We gebruiken het woord ‘stijl’ gewoonlijk om het karakter van kunstwerken aan te duiden. Zo kunnen we spreken over de stijl van een bepaalde kunstenaar of van de stijl van een bepaalde periode uit de kunstgeschiedenis.
Tussen de vijfde en de tiende eeuw maakte Noordwest-Europa een periode door, waarin geen enkele stijl duidelijk naar voren kwam, zodat men allerlei ontleende aan de Byzantijnse kunst. Dat werd anders in de tiende eeuw toen vooral in de bouwkunst plotseling de Romaanse stijl zich ontwikkelde. Tussen de 10e en 12e eeuw werden vooral in Spanje, Frankrijk, Duitsland en Italië talrijke kerken, abdijen en kathedralen gebouwd in Romaanse stijl. De Romaanse stijl was vooral godsdienstig van karakter en kenmerkte zich verder door eenvoud, kracht en soberheid. Kenmerkend voor de Romaanse bouwstijl is de rondboog.

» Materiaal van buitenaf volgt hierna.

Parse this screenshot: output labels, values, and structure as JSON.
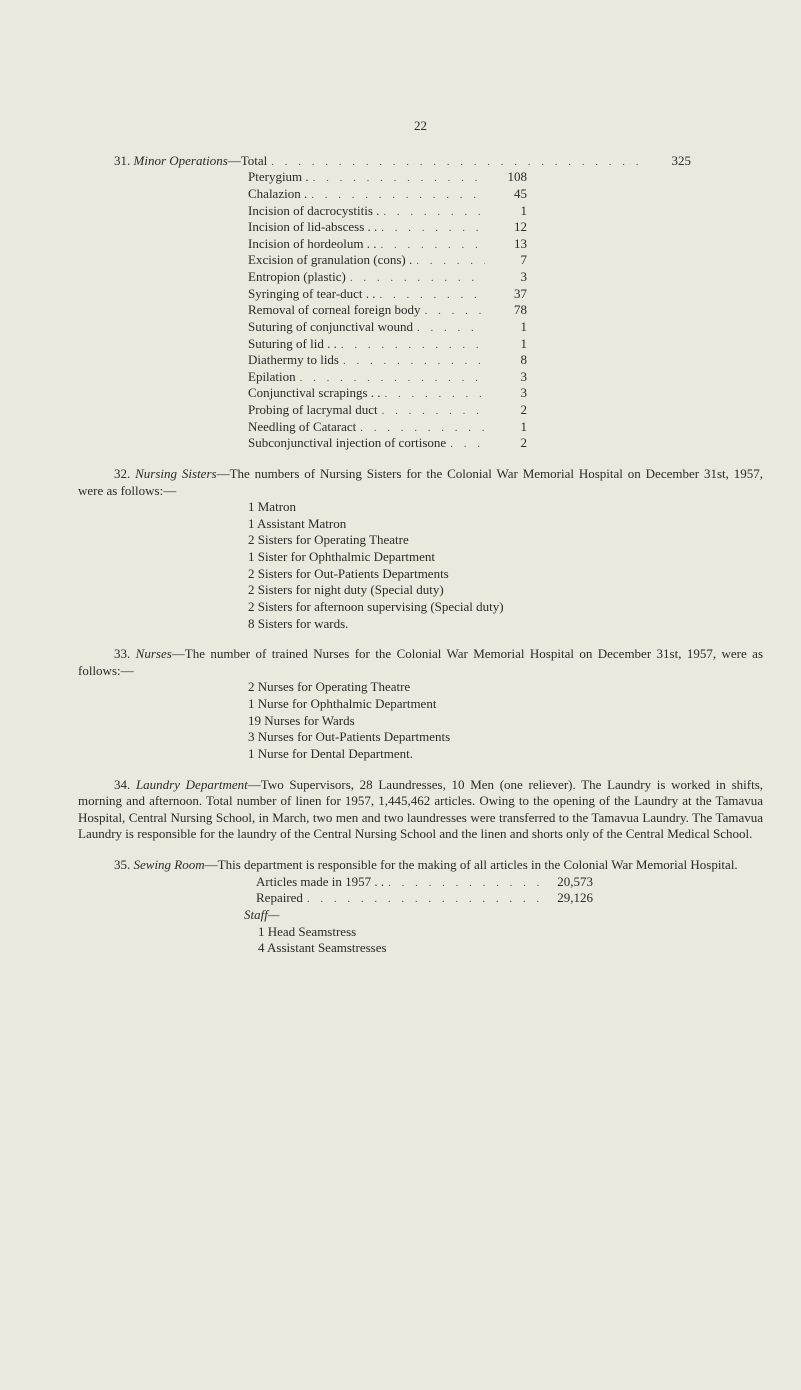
{
  "page_number": "22",
  "section31": {
    "heading_prefix": "31. ",
    "heading_italic": "Minor Operations",
    "heading_rest": "—Total",
    "total": "325",
    "items": [
      {
        "label": "Pterygium .",
        "value": "108"
      },
      {
        "label": "Chalazion .",
        "value": "45"
      },
      {
        "label": "Incision of dacrocystitis .",
        "value": "1"
      },
      {
        "label": "Incision of lid-abscess . .",
        "value": "12"
      },
      {
        "label": "Incision of hordeolum . .",
        "value": "13"
      },
      {
        "label": "Excision of granulation (cons) .",
        "value": "7"
      },
      {
        "label": "Entropion (plastic)",
        "value": "3"
      },
      {
        "label": "Syringing of tear-duct . .",
        "value": "37"
      },
      {
        "label": "Removal of corneal foreign body",
        "value": "78"
      },
      {
        "label": "Suturing of conjunctival wound",
        "value": "1"
      },
      {
        "label": "Suturing of lid . .",
        "value": "1"
      },
      {
        "label": "Diathermy to lids",
        "value": "8"
      },
      {
        "label": "Epilation",
        "value": "3"
      },
      {
        "label": "Conjunctival scrapings . .",
        "value": "3"
      },
      {
        "label": "Probing of lacrymal duct",
        "value": "2"
      },
      {
        "label": "Needling of Cataract",
        "value": "1"
      },
      {
        "label": "Subconjunctival injection of cortisone",
        "value": "2"
      }
    ]
  },
  "section32": {
    "para_prefix": "32. ",
    "para_italic": "Nursing Sisters",
    "para_rest": "—The numbers of Nursing Sisters for the Colonial War Memorial Hospital on December 31st, 1957, were as follows:—",
    "items": [
      "1 Matron",
      "1 Assistant Matron",
      "2 Sisters for Operating Theatre",
      "1 Sister for Ophthalmic Department",
      "2 Sisters for Out-Patients Departments",
      "2 Sisters for night duty (Special duty)",
      "2 Sisters for afternoon supervising (Special duty)",
      "8 Sisters for wards."
    ]
  },
  "section33": {
    "para_prefix": "33. ",
    "para_italic": "Nurses",
    "para_rest": "—The number of trained Nurses for the Colonial War Memorial Hospital on December 31st, 1957, were as follows:—",
    "items": [
      "2 Nurses for Operating Theatre",
      "1 Nurse for Ophthalmic Department",
      "19 Nurses for Wards",
      "3 Nurses for Out-Patients Departments",
      "1 Nurse for Dental Department."
    ]
  },
  "section34": {
    "para_prefix": "34. ",
    "para_italic": "Laundry Department",
    "para_rest": "—Two Supervisors, 28 Laundresses, 10 Men (one reliever). The Laundry is worked in shifts, morning and afternoon. Total number of linen for 1957, 1,445,462 articles. Owing to the opening of the Laundry at the Tamavua Hospital, Central Nursing School, in March, two men and two laundresses were transferred to the Tamavua Laundry. The Tamavua Laundry is responsible for the laundry of the Central Nursing School and the linen and shorts only of the Central Medical School."
  },
  "section35": {
    "para_prefix": "35. ",
    "para_italic": "Sewing Room",
    "para_rest": "—This department is responsible for the making of all articles in the Colonial War Memorial Hospital.",
    "lines": [
      {
        "label": "Articles made in 1957 . .",
        "value": "20,573"
      },
      {
        "label": "Repaired",
        "value": "29,126"
      }
    ],
    "staff_label": "Staff—",
    "staff_items": [
      "1 Head Seamstress",
      "4 Assistant Seamstresses"
    ]
  },
  "leader_dots": ". . . . . . . . . . . . . . . . . . . . . . . . . . . . . ."
}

Aan het einde van de 12e eeuw ontdekten de bouwmeesters nieuwe architektonische mogelijkheden, o.a. de spitsboog. Daardoor waren ze in staat zeer hoge kerken te bouwen, die versterkt werden door pilaren en steunbogen en waarvan de muren voorzien konden worden van grote openingen met glas-in-lood ramen. Deze nieuwe stijl wordt de Gotiek genoemd en beheerste de Europese kunst tussen de 13e en de 16e eeuw. De gotiek onderging in de loop der eeuwen verscheidene veranderingen. Ze wordt dan ook onderverdeeld in de Vroeg-Gotiek, de Hoog-Gotiek en de Laat-Gotiek.
De gotische stijl werd opgevolgd door de Renaissance: een stijl, die sterk beïnvloed werd door de Italiaanse kunst en die teruggreep op Griekse en Romeinse kunsttradities uit de Oudheid.
In de 17e eeuw ontstond de Barok, vooral in de landen der Contra-Reformatie: Italië, Spanje, Oostenrijk, Zuid-Duitsland, Bohemen, Hongarije en Polen. Een strakkere vorm ontwikkelde zich in het Noorden, met name in Frankrijk: de Klassieke stijl, waarvan de verschillende perioden de naam kregen van Franse vorsten, Lodewijk XIV, Lodewijk XV en Lodewijk XVI. Tijdens deze beide laatsten verfijnde zich de klassieke Barok tot de Rococo die men overal in Europa aantreft.
In de tijd van Lodewijk XIV werden talrijke beroemde Franse kastelen gebouwd; het bekendste ervan is het Paleis van Versailles. De Lodewijk XVI-stijl werd gevolgd door de Empirestijl, die gekenmerkt wordt door een opnieuw, kunstmatig teruggrijpen naar de vormen en tradities van de Griekse en de Egyptische kunst. In latere jaren werd de stijl in bouwkunst, schilderkunst, meubelmakerskunst, edelsmeedkunst, enz. niet langer door bepaalde kunstwetten gedicteerd.
Als gevolg daarvan ontstonden er in Europa en de Nieuwe Wereld talrijke eigen stijlen, die lang niet meer zo’n grote invloed uitoefenden als de stijlen uit het verleden.